Pleasure mi ricorda i racconti della scrittrice americana Amy Hempel per due motivi. Il primo riguarda lo stile, la scrittura della Hempel è minimalista e le nuove 11 canzoni di Feist sono la massima espressione del termine. Le tracce sono concepite con al centro una chitarra e la voce, con piccoli arrangiamenti solo dove necessari. Il secondo motivo riguarda le tematiche, in entrambi i casi focalizzate nel superamento di periodi “difficili” concentrandosi nelle emozioni della quotidianità. Le due poi, si assomigliano in modo favoloso in “A Man Is Not His Song”

A man is not his song

A song is a promise

If a man is just his song

Then the song is beyond us

Tutto questo preambolo per dire che Leslie conosce gli uomini e che Pleasure è meraviglioso nella sua semplicità, sia nei testi che nel sound. Quello che senti in sottofondo non è un errore, un mixaggio fatto male, un’effetto per suonare vintage. È il brusio della stanza dove ha registrato un album interno quasi in presa diretta, come se fosse una performance live. I grilli, i rumori della strada che senti in “Any Party” appartengono a quella quotidianità accennata prima, evidenziata chiaramente canzone dopo canzone, facendo di tracce come “I Wish I Didn’t Miss You” amari manifesti d’amore.

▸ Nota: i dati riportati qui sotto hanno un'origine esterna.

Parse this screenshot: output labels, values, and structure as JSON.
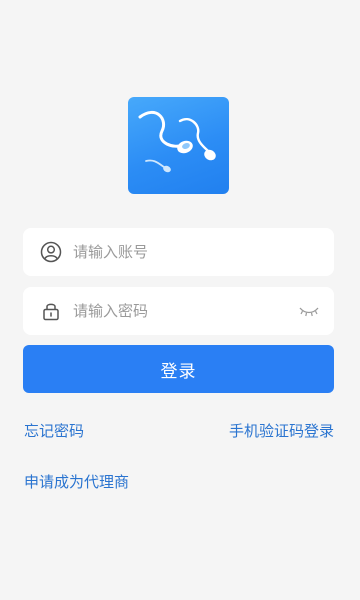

Grezzo e ruvido, Pleusure è un’album sincero, dove i dettagli si trovano tra le corde di una chitarra acustica e una voce ricca di pathos e di storie da raccontare. Al contrario di artisti come Father John Misty, Feist non racconta ciò che vede, ma canta quello che vive. Si sa che ha avuto periodi di depressione, ma che ne sia uscita non lo sappiamo. Sono passati 6 anni dal melanconico Metals e la soluzione all’utopico “stare bene” l’ha trovata nell’artigianato, nel costruirsi una sedia o una mensola (no, non sto delirando, lo dice a Pitchfork in questa bellissima intervista). Sedia o mensola che sia, i sentimenti presenti nel nuovo album vanno dalla solitudine al piacere passando per il rifiuto, allontanandosi però dalla tristezza ed entrando nell’intimità.

Ascoltando Pleasure non diresti che Leslie Feist ha 41 anni e neanche che la sua musica è finita nelle pubblicità di tutto il mondo. Scrollatasi dalle spalle “1,2,3,4” riesce a mantenere una voce dolce e affascinante, avvicinandosi comunque alle radici punk dell’adolescenza. Si fa aiutare da Jarvis Cocker dei Pulp per la vera perla dell’album, Century, dove riassume con decisione l’essenza dell’album. Perché con Pleasure Feist esce dal tempo, esce dai secoli, si siede con una chitarra acustica e comincia a contare i 3,153,600,000 secondi.